Наследство голубых кровей - страница 2

Шрифт
Интервал


– Владимир, – представился он, и, взяв ее за руку, помедлив, добавил, – по-моему, это любовь с первого взгляда.

Она почувствовала, как от внезапно охватившего ее волнения во рту пересохло, и от этого не смогла вымолвить ни слова в ответ, лишь слабо кивнула и улыбнулась, зачарованно глядя на него своими большими зелеными глазами.
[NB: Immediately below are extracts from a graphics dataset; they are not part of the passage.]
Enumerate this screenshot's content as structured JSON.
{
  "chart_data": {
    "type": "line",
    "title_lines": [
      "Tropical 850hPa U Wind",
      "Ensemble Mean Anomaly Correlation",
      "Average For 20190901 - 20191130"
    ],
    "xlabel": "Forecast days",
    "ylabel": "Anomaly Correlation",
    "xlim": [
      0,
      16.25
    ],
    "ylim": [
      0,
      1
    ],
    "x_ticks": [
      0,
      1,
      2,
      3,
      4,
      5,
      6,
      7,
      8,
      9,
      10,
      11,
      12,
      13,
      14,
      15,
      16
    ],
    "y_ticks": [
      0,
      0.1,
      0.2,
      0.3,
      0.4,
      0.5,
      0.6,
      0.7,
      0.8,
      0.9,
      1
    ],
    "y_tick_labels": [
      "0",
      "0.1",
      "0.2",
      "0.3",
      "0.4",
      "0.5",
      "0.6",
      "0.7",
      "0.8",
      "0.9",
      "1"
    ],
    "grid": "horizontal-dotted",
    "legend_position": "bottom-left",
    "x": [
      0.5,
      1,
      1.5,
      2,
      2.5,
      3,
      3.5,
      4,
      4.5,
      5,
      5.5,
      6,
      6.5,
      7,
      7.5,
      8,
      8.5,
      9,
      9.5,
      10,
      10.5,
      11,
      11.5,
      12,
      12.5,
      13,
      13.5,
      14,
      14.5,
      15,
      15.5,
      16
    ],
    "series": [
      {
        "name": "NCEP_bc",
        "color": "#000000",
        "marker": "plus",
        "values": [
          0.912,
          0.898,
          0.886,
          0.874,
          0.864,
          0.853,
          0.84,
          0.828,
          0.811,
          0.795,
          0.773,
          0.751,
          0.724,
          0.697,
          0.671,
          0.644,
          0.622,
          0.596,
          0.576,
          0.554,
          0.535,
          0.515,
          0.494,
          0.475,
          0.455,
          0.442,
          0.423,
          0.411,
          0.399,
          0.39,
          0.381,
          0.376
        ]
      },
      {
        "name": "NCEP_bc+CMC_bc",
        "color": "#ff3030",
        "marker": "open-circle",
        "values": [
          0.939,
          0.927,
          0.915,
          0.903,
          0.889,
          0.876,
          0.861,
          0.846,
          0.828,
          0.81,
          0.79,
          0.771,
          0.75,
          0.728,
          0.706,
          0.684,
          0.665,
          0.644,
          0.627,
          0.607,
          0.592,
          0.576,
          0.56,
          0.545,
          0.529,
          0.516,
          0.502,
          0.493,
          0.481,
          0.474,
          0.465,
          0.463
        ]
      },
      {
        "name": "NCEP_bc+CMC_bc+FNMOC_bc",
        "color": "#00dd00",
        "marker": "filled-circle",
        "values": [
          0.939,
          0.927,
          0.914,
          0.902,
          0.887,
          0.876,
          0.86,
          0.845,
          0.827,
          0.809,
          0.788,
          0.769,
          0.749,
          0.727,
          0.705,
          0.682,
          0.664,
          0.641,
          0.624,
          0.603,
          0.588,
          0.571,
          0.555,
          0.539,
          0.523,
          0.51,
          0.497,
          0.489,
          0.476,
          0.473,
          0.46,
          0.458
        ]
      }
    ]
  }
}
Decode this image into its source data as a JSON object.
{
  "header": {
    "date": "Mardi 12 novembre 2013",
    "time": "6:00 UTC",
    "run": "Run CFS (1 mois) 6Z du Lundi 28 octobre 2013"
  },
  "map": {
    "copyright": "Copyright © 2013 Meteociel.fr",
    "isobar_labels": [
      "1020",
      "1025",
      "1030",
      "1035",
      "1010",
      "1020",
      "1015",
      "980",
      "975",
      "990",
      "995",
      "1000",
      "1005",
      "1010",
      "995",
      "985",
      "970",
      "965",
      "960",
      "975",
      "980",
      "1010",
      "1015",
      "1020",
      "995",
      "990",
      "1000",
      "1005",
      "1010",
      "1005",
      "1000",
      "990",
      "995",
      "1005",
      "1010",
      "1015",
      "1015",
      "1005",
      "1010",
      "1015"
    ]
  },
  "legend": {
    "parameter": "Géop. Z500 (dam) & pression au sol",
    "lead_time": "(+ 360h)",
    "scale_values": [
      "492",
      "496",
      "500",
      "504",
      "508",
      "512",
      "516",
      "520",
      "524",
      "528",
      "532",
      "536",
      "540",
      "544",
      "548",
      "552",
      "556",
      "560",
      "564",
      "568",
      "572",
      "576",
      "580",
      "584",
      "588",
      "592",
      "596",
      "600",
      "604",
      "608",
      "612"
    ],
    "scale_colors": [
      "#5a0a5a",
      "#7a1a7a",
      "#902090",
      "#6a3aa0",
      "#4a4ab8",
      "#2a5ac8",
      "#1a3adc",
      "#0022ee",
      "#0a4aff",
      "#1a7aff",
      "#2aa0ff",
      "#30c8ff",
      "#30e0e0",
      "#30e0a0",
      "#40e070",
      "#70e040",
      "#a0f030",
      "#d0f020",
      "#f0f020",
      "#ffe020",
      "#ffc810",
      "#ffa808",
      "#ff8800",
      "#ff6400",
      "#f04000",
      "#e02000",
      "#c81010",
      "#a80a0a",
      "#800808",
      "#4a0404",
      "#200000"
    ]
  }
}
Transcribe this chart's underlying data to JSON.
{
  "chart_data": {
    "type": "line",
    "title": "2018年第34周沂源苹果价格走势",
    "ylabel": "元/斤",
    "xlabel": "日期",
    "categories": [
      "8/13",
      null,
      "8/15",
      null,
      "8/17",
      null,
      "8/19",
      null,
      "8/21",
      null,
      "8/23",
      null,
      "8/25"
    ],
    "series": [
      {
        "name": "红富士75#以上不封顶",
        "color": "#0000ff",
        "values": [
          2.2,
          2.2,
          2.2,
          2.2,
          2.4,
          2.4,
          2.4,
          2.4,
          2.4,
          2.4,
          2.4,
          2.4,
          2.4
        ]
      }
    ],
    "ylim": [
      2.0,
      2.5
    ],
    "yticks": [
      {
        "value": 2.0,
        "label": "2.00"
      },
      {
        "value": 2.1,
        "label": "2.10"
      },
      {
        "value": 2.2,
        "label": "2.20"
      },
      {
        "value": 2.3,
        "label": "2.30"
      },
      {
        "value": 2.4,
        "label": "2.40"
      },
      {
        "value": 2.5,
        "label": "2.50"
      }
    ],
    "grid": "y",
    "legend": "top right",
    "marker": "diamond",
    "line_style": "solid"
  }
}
А дальше были безумные, бессонные ночи, дни, в мучительном ожидании и подсчете секунд до следующей встречи. Цветы огромными охапками и милыми романтичными букетиками, любовные записки во всех карманах, телефонные разговоры ни о чем и обо всем на свете, и необъятное, необъяснимое, самое настоящее счастье.

Они поженились, дав клятву друг другу никогда не расставаться, быть вместе и в горести и в радости, пока не случиться самое страшное. Алина думала, что «самое страшное» – это смерть, но оказалось, что измена, хоть и несравнимо, но тоже страшно, и очень больно, так больно, что трудно дышать, вроде можешь, но каждый вздох, как последний. А потом надо жить дальше и собирать себя по осколкам, и делать выбор, что-то решать, а как решать, когда нет сил, и весь мир разрушен, и веры нет, и все, что было, все счастливое прошлое – вранье, словно кто-то залил свадебные фотографии черными чернилами.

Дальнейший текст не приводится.